You might think that with his long-deserved, long awaited gold medal for the high bar performance of his life in his hand, medical student Epke Zonderland might be contemplating retirement.
He deserves it, after so many years and so many great high bar performances and so much that he had to prove even to get to the Olympic Games and get a shot at the high bar final.
Zonderland’s signature combination on high bar, three double-flipping moves in a row, capped with twists on the first and third element, brought excitement back to a once high-flying event that has been co-opted by bonus given for often yawn-worthy pirouetting skills. (No offense, Zhang Chenglong.)
Zonderland is universally admired by high bar specialists and gymnasts who would like to be considered high bar specialists.
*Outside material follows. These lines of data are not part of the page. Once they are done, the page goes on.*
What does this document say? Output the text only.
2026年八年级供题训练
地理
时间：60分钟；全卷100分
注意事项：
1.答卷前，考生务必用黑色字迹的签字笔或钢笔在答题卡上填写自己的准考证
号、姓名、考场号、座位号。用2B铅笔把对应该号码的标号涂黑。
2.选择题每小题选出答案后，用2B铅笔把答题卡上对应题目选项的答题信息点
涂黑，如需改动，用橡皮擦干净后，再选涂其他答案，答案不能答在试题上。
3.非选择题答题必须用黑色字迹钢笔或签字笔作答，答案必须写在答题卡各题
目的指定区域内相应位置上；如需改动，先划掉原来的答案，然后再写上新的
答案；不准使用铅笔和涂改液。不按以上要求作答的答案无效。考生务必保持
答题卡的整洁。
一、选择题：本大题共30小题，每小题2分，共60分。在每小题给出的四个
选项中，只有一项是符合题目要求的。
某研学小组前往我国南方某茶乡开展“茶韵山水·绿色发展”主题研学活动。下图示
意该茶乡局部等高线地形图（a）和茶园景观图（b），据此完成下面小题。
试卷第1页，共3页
Fabian Hambuechen and Jonathan “X-Games” Horton, both of whom would compete against Zonderland in high bar finals (to Hambuechen would go the 2012 Olympic silver), both have undisguised admiration for Zonderland’s guts.
When Zonderland gave one of the best performances of the 2010 Rotterdam Worlds in high bar finals in front of a super supportive home crowd that included the Prince of the Netherlands and was still beaten by Zhang based on a few pirouettes, Hambuechen went on the record as saying that to him anyway, Zonderland was the best in the world.
So, retirement? Not so fast. Zonderland, who muscled his way through six events at the London Test Event to beat out teammate Jeffrey Wammes for the Netherlands’s only berth to the Games in men’s gymnastics, is not calling it quits yet. Instead, he’s improving: the new video of him tossing off a yet unseen-in-competition combination — Cassina, Kovacs, Kolman, Gaylord II — showed a confidence in doing the first three elements in a row that he hasn’t shown before, even at the Olympics.
The Netherlands knows when it has a good thing. At a team meeting earlier this year, new Dutch head coach Mitch Fenner asked candidly which gymnasts were willing to give six events during the next few years. Zonderland, along with several other people, raised his hand eagerly. “Not you, Epke,” Fenner told him kindly, eyes twinkling.
Fenner will certainly make sure Zonderland doesn’t do his scary floor routine in competition anytime soon. Ditto rings, which aggravates a shoulder injury, or vault. The Dutch men do have some relatively unknown talent, including Wammes and 22-year-old Bart Deurloo, who if healthy could develop into a major international player during the next four years. If it all goes well, Zonderland won’t be competing alone for a berth to the 2016 Rio Olympics — he’ll be with his whole team.